The clashes marked the seventh round of fighting between the two neighborhoods since the uprising against Assad's government began 20 months ago. This time the violence was said to have been caused by the reported deaths of at least 14 Lebanese and Palestinian anti-Assad gunmen from north Lebanon in a Syrian border town last Friday.
The clashes coincided with Lebanese MP, Okab Sakr's admission that he has facilitated arms shipments to Syrian opposition fighters.
Al-Akhbar newspaper and OTV television - both considered pro-Damascus outlets - on Thursday released details of a phone conversation between Sakr and a Syrian rebel commander who asks urgently for weapons.

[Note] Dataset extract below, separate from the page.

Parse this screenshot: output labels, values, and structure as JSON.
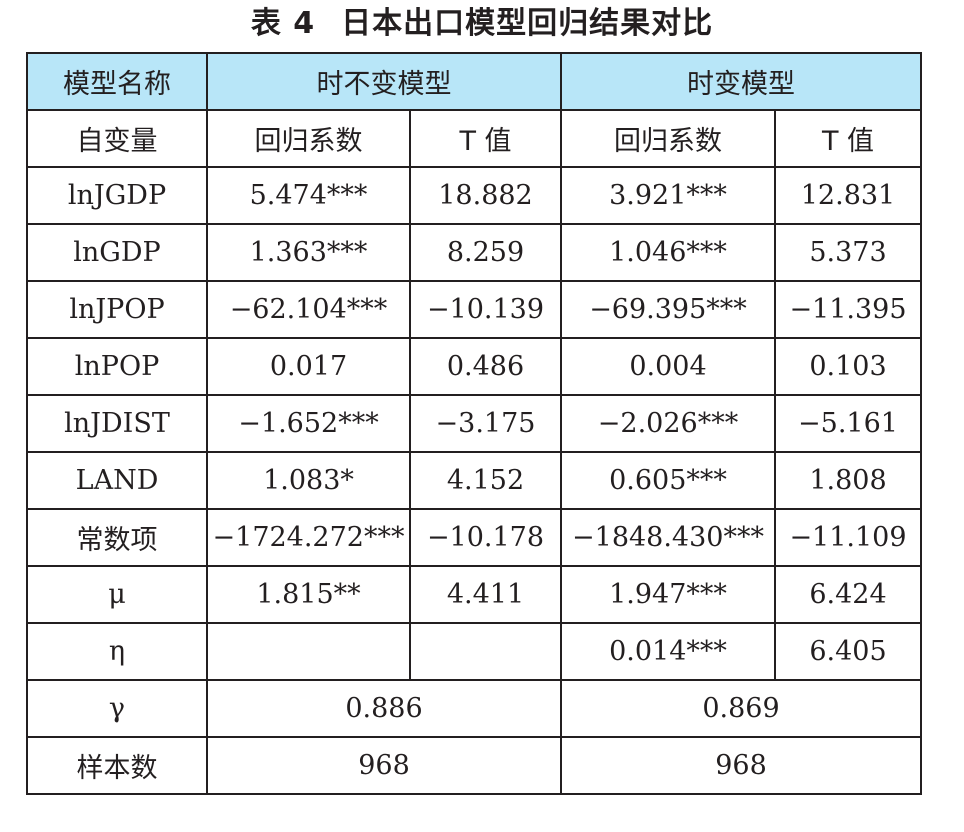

On Friday and Saturday Al-Akhbar and OTV leaked further conversations with an arms dealer, a rebel leader responsible for distributing weapons and a Free Syrian Army spokesman.
In an interview published on Monday with Saudi-owned daily, Asharq al-Awsat, Sakr verified the recordings.
“I’m not ashamed of what I did and what I am doing... What I do reflects my deep conviction and is in the interest of Lebanon. I am personally responsible for everything I do,” he said.